Another question, of course, is whether or not they should. India’s concerns about the security threats posed by ZTE and Huawei are concerns that have been echoed by other governments, and both companies do seem to have ties to the Chinese military (both have also had dealings with some fairly questionable regimes). But the case against WeChat is definitely thinner, at least in terms of the information that’s publicly available. Is the fact that the app is Chinese enough to make it a de facto security threat? It seems harsh; but with all the revelations of hacking and web surveillance that have come out over the past year, it might be arguable that no government should allow any international tech companies to operate within its borders.
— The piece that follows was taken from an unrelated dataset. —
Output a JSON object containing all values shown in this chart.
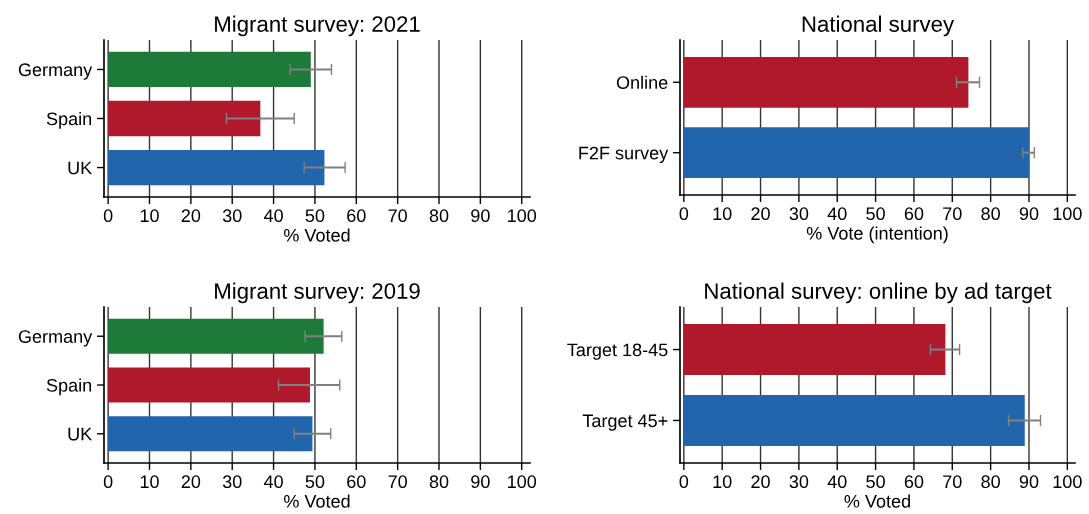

Of course, India and China do have a fairly antagonistic history, and even today the countries disagree on where the Sino-Indian border lies, so there’s not a lot of love lost between the two of them. India’s increasing suspicion towards Chinese tech companies will likely be seen as an unfair, protectionist move in China (try not to giggle at the irony of China accusing other countries of protectionism in the tech industry), but the truth is we really don’t know enough to judge whether any of these companies is a real security threat. If there’s a smoking gun out there, no one has yet revealed it, and we’re left to wonder what the hell is actually happening behind the scenes. Are Chinese tech companies posing a real threat, or is this, like China’s accusations about Cisco, just a propaganda tool in a much broader battle over international trade?
I genuinely have no idea, although I suspect the truth may lie somewhere in the middle. But since none of these accusations has come with much evidence and we’re all just speculating, I put the question to you, dear readers: is this unfair anti-China bias, trade protectionism, or reasonable reactions to tangible security threats?